O Ministério da Saúde esclareceu, em nota, que os pagamentos referentes aos serviços de nefrologia para o DF estão regulares. Segundo a autarquia, de janeiro a setembro, o Fundo de Ações Estratégicas e Compensação (FAEC Nefrologia) enviou R$ 29,5 milhões para o custeio de hemodiálise. Isso representa 88,5% de todo o repasse de 2014, quando o governo federal desembolsou R$ 33,3 milhões. Na semana passada, o Ministério da Saúde publicou portaria liberando mais R$ 99 milhões para todas as unidades da Federação. “A medida vai permitir o aprimoramento dos serviços de nefrologia oferecidos pelo SUS para o acompanhamento e o custeio do tratamento de pacientes renais crônicos em diferentes estágios”, assegura o texto.
Memória
Problema ecorrente
As clínicas que prestam serviço de tratamento de hemodiálise no Distrito Federal ameaçaram, em julho, suspender o recebimento de novos pacientes caso o GDF não pagasse as dívidas.

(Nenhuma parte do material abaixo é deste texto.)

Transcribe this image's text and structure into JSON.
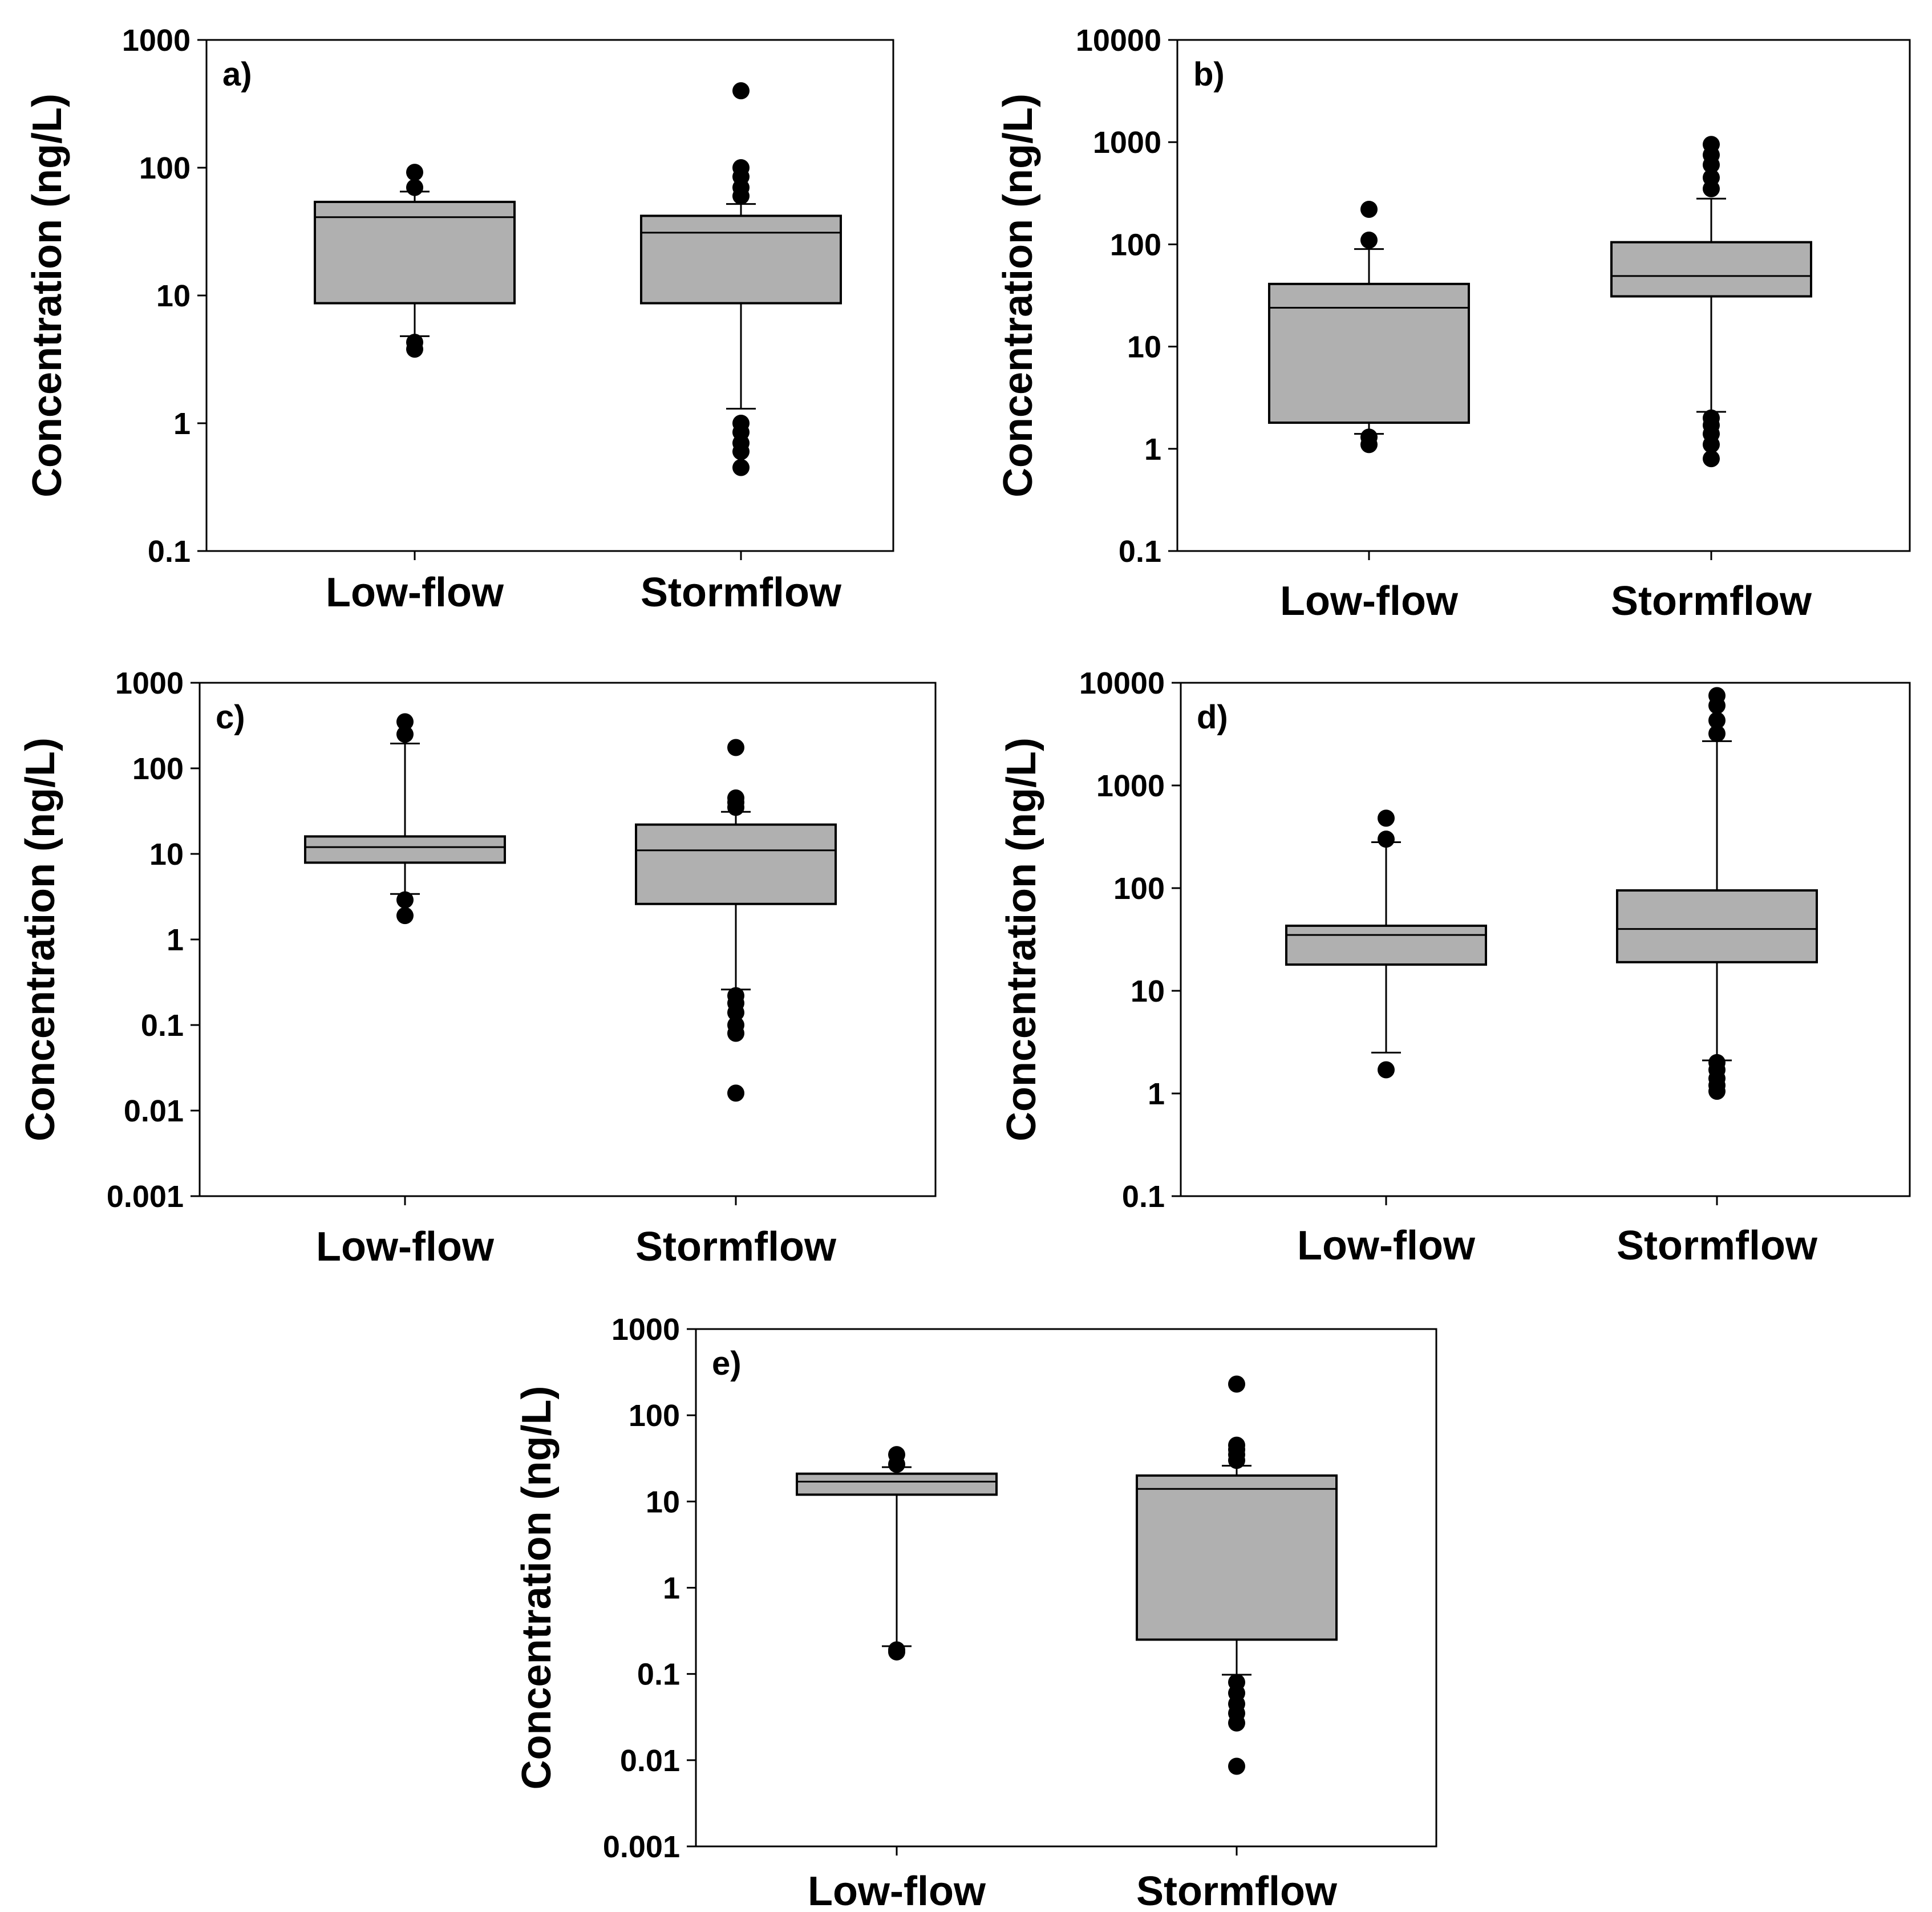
{
  "figure": {
    "background": "#ffffff",
    "box_fill": "#b0b0b0",
    "stroke": "#000000"
  },
  "chart_data": [
    {
      "panel_id": "a",
      "panel_label": "a)",
      "type": "box",
      "scale": "log",
      "ylim": [
        0.1,
        1000
      ],
      "yticks": [
        "0.1",
        "1",
        "10",
        "100",
        "1000"
      ],
      "ylabel": "Concentration (ng/L)",
      "categories": [
        "Low-flow",
        "Stormflow"
      ],
      "boxes": [
        {
          "category": "Low-flow",
          "q1": 8.7,
          "median": 41,
          "q3": 54,
          "whisker_low": 4.8,
          "whisker_high": 65,
          "outliers": [
            3.8,
            4.3,
            70,
            92
          ]
        },
        {
          "category": "Stormflow",
          "q1": 8.7,
          "median": 31,
          "q3": 42,
          "whisker_low": 1.3,
          "whisker_high": 52,
          "outliers": [
            0.45,
            0.6,
            0.7,
            0.85,
            1.0,
            60,
            70,
            85,
            100,
            400
          ]
        }
      ]
    },
    {
      "panel_id": "b",
      "panel_label": "b)",
      "type": "box",
      "scale": "log",
      "ylim": [
        0.1,
        10000
      ],
      "yticks": [
        "0.1",
        "1",
        "10",
        "100",
        "1000",
        "10000"
      ],
      "ylabel": "Concentration (ng/L)",
      "categories": [
        "Low-flow",
        "Stormflow"
      ],
      "boxes": [
        {
          "category": "Low-flow",
          "q1": 1.8,
          "median": 24,
          "q3": 41,
          "whisker_low": 1.4,
          "whisker_high": 90,
          "outliers": [
            1.1,
            1.3,
            110,
            220
          ]
        },
        {
          "category": "Stormflow",
          "q1": 31,
          "median": 49,
          "q3": 105,
          "whisker_low": 2.3,
          "whisker_high": 280,
          "outliers": [
            0.8,
            1.1,
            1.4,
            1.7,
            2.0,
            350,
            450,
            600,
            750,
            950
          ]
        }
      ]
    },
    {
      "panel_id": "c",
      "panel_label": "c)",
      "type": "box",
      "scale": "log",
      "ylim": [
        0.001,
        1000
      ],
      "yticks": [
        "0.001",
        "0.01",
        "0.1",
        "1",
        "10",
        "100",
        "1000"
      ],
      "ylabel": "Concentration (ng/L)",
      "categories": [
        "Low-flow",
        "Stormflow"
      ],
      "boxes": [
        {
          "category": "Low-flow",
          "q1": 7.9,
          "median": 12,
          "q3": 16,
          "whisker_low": 3.4,
          "whisker_high": 195,
          "outliers": [
            1.9,
            2.9,
            250,
            350
          ]
        },
        {
          "category": "Stormflow",
          "q1": 2.6,
          "median": 11,
          "q3": 22,
          "whisker_low": 0.26,
          "whisker_high": 31,
          "outliers": [
            0.016,
            0.08,
            0.1,
            0.14,
            0.18,
            0.22,
            35,
            40,
            45,
            175
          ]
        }
      ]
    },
    {
      "panel_id": "d",
      "panel_label": "d)",
      "type": "box",
      "scale": "log",
      "ylim": [
        0.1,
        10000
      ],
      "yticks": [
        "0.1",
        "1",
        "10",
        "100",
        "1000",
        "10000"
      ],
      "ylabel": "Concentration (ng/L)",
      "categories": [
        "Low-flow",
        "Stormflow"
      ],
      "boxes": [
        {
          "category": "Low-flow",
          "q1": 18,
          "median": 35,
          "q3": 43,
          "whisker_low": 2.5,
          "whisker_high": 280,
          "outliers": [
            1.7,
            300,
            480
          ]
        },
        {
          "category": "Stormflow",
          "q1": 19,
          "median": 40,
          "q3": 95,
          "whisker_low": 2.1,
          "whisker_high": 2700,
          "outliers": [
            1.05,
            1.2,
            1.4,
            1.7,
            2.0,
            3200,
            4300,
            6000,
            7500
          ]
        }
      ]
    },
    {
      "panel_id": "e",
      "panel_label": "e)",
      "type": "box",
      "scale": "log",
      "ylim": [
        0.001,
        1000
      ],
      "yticks": [
        "0.001",
        "0.01",
        "0.1",
        "1",
        "10",
        "100",
        "1000"
      ],
      "ylabel": "Concentration (ng/L)",
      "categories": [
        "Low-flow",
        "Stormflow"
      ],
      "boxes": [
        {
          "category": "Low-flow",
          "q1": 12,
          "median": 17,
          "q3": 21,
          "whisker_low": 0.21,
          "whisker_high": 25,
          "outliers": [
            0.18,
            0.19,
            27,
            35
          ]
        },
        {
          "category": "Stormflow",
          "q1": 0.25,
          "median": 14,
          "q3": 20,
          "whisker_low": 0.098,
          "whisker_high": 26,
          "outliers": [
            0.0085,
            0.027,
            0.035,
            0.045,
            0.06,
            0.08,
            30,
            35,
            40,
            45,
            230
          ]
        }
      ]
    }
  ]
}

Os débitos com seis unidades particulares somavam quase R$ 3 milhões. A lista de espera contava com 50 nomes. Em março, o GDF teve que transferir 131 pacientes da Clínica de Doenças Renais de Brasília (CDRB), pois ela rompeu com o governo. Na época, a Secretaria de Saúde atribuiu as dívidas à gestão de Agnelo Queiroz (PT). “Repasses do exercício atual (2015) para as clínicas de terapia renal estão em dia e não há riscos de paralisação dos serviços. As dívidas estão no cronograma de pagamento do Governo de Brasília”, garantiu a pasta, em nota.